Problem Statement:

Using dialogue from the television show Seinfeld, I am attempting to create a generative chatbot using accuracy as my objective performance metric. I will mainly utilize the keras deep learning library to implement my project.

I will be using accuracy as a metric in training my encoder NN, but ultimately success will be determined subjectively, i.e. how convincing is the chatbot?

The Seinfeld dialogue dataset has been downloaded from Kaggle. The data set consists of diaglogue from the complete series.

https://www.kaggle.com/thec03u5/seinfeld-chronicles

The model I will use is a seq2seq, otherwise known as an encoder-decoder, model.

Risks and assumptions of data: The model that I am building uses a lot of RAM and computing power. Some strings of dialogue are too long to be useful and have to be discarded. This can negatively effect my model as the dialogue will no longer be a true back and forth conversation.

Background:

In mid 2015, two big events occured in my life: 1) I became a father, 2) I injured my lumbar spine in a sporting accident that made it near impossible to walk for 2 months. Needless to say, this was a very trying time for my family. Upset that I couldn't contribute more to normal daily tasks, I took it upon myself to rock my son to sleep for every nap while he lay on my chest. We called these "Daddy Naps". As I was immobilized by child and spine, I had a lot of time for Netflix and Hulu. The first show I watched all of the way through was Seinfeld. I had never watched it before, but figured it might give me some good dad joke material for down the road. Thankfully, this tough moment passed and I became much stronger for it. The bond created between myself and my son is invaluable and the rest gave me the time to heal and research a game-plan to come back stronger.

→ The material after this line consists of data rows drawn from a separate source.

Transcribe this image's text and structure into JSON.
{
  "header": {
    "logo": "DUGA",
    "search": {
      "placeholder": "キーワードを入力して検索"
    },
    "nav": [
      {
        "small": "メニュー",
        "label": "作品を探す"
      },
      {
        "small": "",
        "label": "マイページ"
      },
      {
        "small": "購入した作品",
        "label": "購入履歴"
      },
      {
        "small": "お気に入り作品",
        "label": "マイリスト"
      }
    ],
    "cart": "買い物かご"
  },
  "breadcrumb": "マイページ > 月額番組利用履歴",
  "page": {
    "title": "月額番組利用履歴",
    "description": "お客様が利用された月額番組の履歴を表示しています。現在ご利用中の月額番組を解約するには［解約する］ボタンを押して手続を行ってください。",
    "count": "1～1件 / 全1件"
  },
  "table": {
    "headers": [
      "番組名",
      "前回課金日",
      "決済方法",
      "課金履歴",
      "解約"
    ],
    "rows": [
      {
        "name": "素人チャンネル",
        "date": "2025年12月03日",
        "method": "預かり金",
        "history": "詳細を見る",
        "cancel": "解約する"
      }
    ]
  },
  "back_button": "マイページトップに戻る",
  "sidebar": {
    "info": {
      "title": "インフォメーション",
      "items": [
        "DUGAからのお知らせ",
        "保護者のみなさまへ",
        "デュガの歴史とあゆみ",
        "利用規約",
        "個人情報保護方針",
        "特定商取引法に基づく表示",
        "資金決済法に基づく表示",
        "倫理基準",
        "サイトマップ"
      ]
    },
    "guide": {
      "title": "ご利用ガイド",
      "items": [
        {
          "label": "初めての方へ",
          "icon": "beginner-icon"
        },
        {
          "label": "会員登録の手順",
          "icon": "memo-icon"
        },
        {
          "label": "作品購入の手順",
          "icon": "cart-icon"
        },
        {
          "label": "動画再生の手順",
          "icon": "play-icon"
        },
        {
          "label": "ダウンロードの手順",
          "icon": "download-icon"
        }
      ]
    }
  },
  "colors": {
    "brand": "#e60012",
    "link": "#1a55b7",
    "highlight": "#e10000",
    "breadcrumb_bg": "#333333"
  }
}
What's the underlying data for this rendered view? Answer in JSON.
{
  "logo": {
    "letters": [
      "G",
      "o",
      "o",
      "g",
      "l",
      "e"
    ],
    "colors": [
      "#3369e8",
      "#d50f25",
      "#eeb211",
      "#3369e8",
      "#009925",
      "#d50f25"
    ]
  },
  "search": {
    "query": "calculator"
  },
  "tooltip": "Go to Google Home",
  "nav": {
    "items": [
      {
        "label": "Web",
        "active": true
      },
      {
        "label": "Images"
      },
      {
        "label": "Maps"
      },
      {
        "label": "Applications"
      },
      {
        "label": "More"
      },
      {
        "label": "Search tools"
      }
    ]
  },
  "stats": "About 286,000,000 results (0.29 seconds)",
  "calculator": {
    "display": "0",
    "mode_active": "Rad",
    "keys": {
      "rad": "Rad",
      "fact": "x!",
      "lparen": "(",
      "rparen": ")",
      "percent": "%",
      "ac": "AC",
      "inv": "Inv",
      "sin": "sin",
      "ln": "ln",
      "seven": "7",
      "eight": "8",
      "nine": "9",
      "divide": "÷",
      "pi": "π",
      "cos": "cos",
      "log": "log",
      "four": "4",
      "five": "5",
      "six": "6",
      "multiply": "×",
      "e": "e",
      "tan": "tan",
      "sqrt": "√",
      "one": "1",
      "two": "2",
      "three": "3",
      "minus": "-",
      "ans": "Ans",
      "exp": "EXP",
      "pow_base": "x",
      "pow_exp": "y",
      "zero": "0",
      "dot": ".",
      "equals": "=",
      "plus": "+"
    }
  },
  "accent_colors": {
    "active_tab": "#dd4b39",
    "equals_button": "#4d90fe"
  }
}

Fast-forward five years. I find myself in starting an exciting and challenging new career! I figure, why not revisit this familiar medium to experiment with NLP and other data science techniques. 😁

Executive Summary:

My goal with this project was to venture into the world of NLP and create a generative chatbot that is responsive, coherent and has functionality. I iterated through multiple variations of chatbots and have shared 3 in this notebook. I have divided up my executive summary into 3 sections corresponding to each iteration.

Seq2Seq Model

Summary: In preparation for the seq2seq model, the dataset was cleaned and missing values were removed. The dialogue included stage directions. The stage directions were removed. There were a few lines of dialogue that were very long. To make the model a bit more managable, the maximum length of dialogue was limited to 50 characters. The dialogue was then formatted properly to be accepted into the network.

Issues and concerns

Size: When trained on all of the data, the model is very large. The filesize has been an issue when reading in to notebooks and python scripts.

Model Loading: The hidden and cell states are somehow altered when reading in a model from keras load_model(). I trained a few models in Google Colaboratory and saved them to my personal machine. The model did not perform as well after reloading in the model.

Limiting Dialogue Length: Limiting the length of dialogue can impact the model negatively. The idea is that every line of dialogue is conversational. Cutting it short by length might make the dialogue disjointed and not perform well. Finding the correct type of data for this model is harder than actually implementing it!

Moving forward:

Different Dataset: I would like to try this same model with a different data set. Short, conversational data would be the most appropriate. Online chat data would be great.

Conclusion:

Overall, the Seq2Seq model concept is fascinating! I do believe there are better models architectures suited for this particular chatbot. I am eager to explore Chatterbot and GTP2 text generation.

Chatterbot

Chatterbot (https://chatterbot.readthedocs.io/en/stable/) module provides a simple and easy way to train a chatbot. This iteration is not venture to the sequence character predictions, however. The training dialougue is in the same format as the Seq2Seq model, however there is no deep learning involved. For this model, I used the "BestMatch" logic adapter using Jaccard Distance as the metric.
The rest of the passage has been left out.